Pour accompagner les collaborateurs en difficulté, les managers doivent en amont maîtriser la réglementation et les responsabilités concernant la conduite addictive en entreprise mais également diffuser les mesures de sécurité.
Ils sont également les mieux placés pour accueillir, réagir et écouter une personne en difficulté et l’orienter vers les structures adaptées.

Analyser les facteurs de risque.

Secteur d’activité, profil des collaborateurs (fonction-âge), habitudes culturelles, saisonnalité, organisation du travail… les risques de conduites addictives varient fortement d’une entreprise à une autre. Une analyse précise des facteurs de risque permet une meilleure anticipation et des mesures de prévention ciblées.

Sensibiliser l’ensemble des salariés.

La prévention des conduites à risques est l’affaire de tous.
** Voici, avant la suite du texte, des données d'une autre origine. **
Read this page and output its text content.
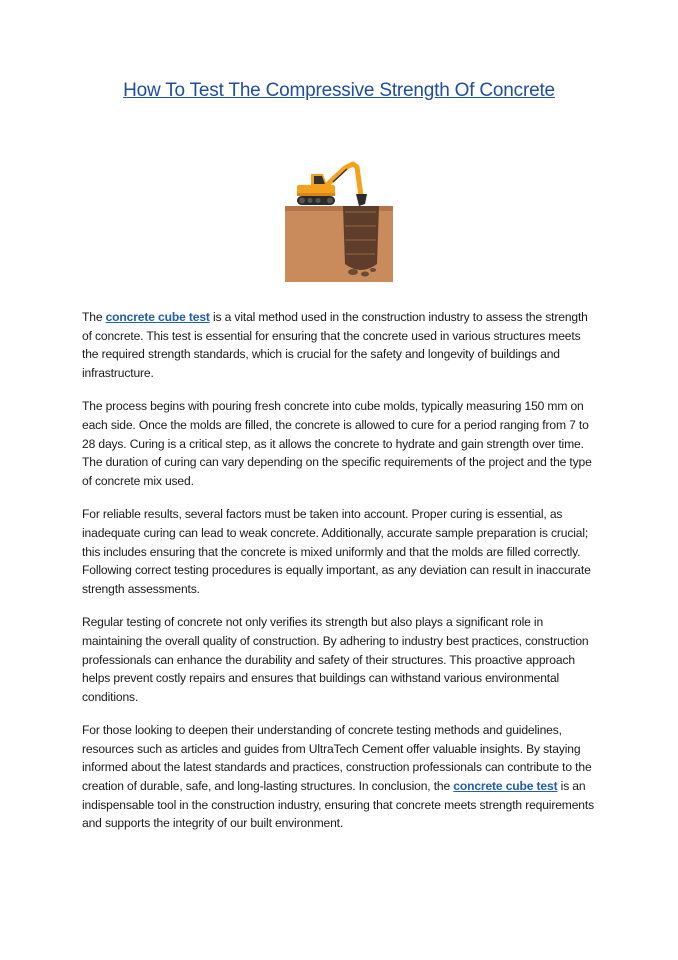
How To Test The Compressive Strength Of Concrete

The concrete cube test is a vital method used in the construction industry to assess the strength of concrete. This test is essential for ensuring that the concrete used in various structures meets the required strength standards, which is crucial for the safety and longevity of buildings and infrastructure.

The process begins with pouring fresh concrete into cube molds, typically measuring 150 mm on each side. Once the molds are filled, the concrete is allowed to cure for a period ranging from 7 to 28 days. Curing is a critical step, as it allows the concrete to hydrate and gain strength over time. The duration of curing can vary depending on the specific requirements of the project and the type of concrete mix used.

For reliable results, several factors must be taken into account. Proper curing is essential, as inadequate curing can lead to weak concrete. Additionally, accurate sample preparation is crucial; this includes ensuring that the concrete is mixed uniformly and that the molds are filled correctly. Following correct testing procedures is equally important, as any deviation can result in inaccurate strength assessments.

Regular testing of concrete not only verifies its strength but also plays a significant role in maintaining the overall quality of construction. By adhering to industry best practices, construction professionals can enhance the durability and safety of their structures. This proactive approach helps prevent costly repairs and ensures that buildings can withstand various environmental conditions.

For those looking to deepen their understanding of concrete testing methods and guidelines, resources such as articles and guides from UltraTech Cement offer valuable insights. By staying informed about the latest standards and practices, construction professionals can contribute to the creation of durable, safe, and long-lasting structures. In conclusion, the concrete cube test is an indispensable tool in the construction industry, ensuring that concrete meets strength requirements and supports the integrity of our built environment.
Expliquer à chacun, en particulier aux managers, comment identifier les premiers signaux d’alerte (signes cliniques ou psychiques) de chaque addiction, permet de réagir (pour soi-même ou pour ses collègues) avant que la dépendance ne s’installe.

Accompagner le collaborateur en situation d'addiction.

En cas de signes d’addiction, l’entreprise peut orienter un collaborateur vers le médecin du travail ou vers les CSAPA (centres de soins, d’accompagnement et de prévention en addictologie) qui accueillent gratuitement toutes les personnes souffrant de conduites addictives. Certains contrats santé, comme ceux d’Harmonie Mutuelle, permettent également de bénéficier d’une prise en charge par un addictologue.

Accompagner le retour.

Un collaborateur qui sait qu’il sera accueilli dignement après un arrêt de travail ou une suspension de poste (parfois nécessaire pour sa sécurité et celle de ses collègues), sera plus enclin à reconnaître son addiction et entamer une démarche thérapeutique.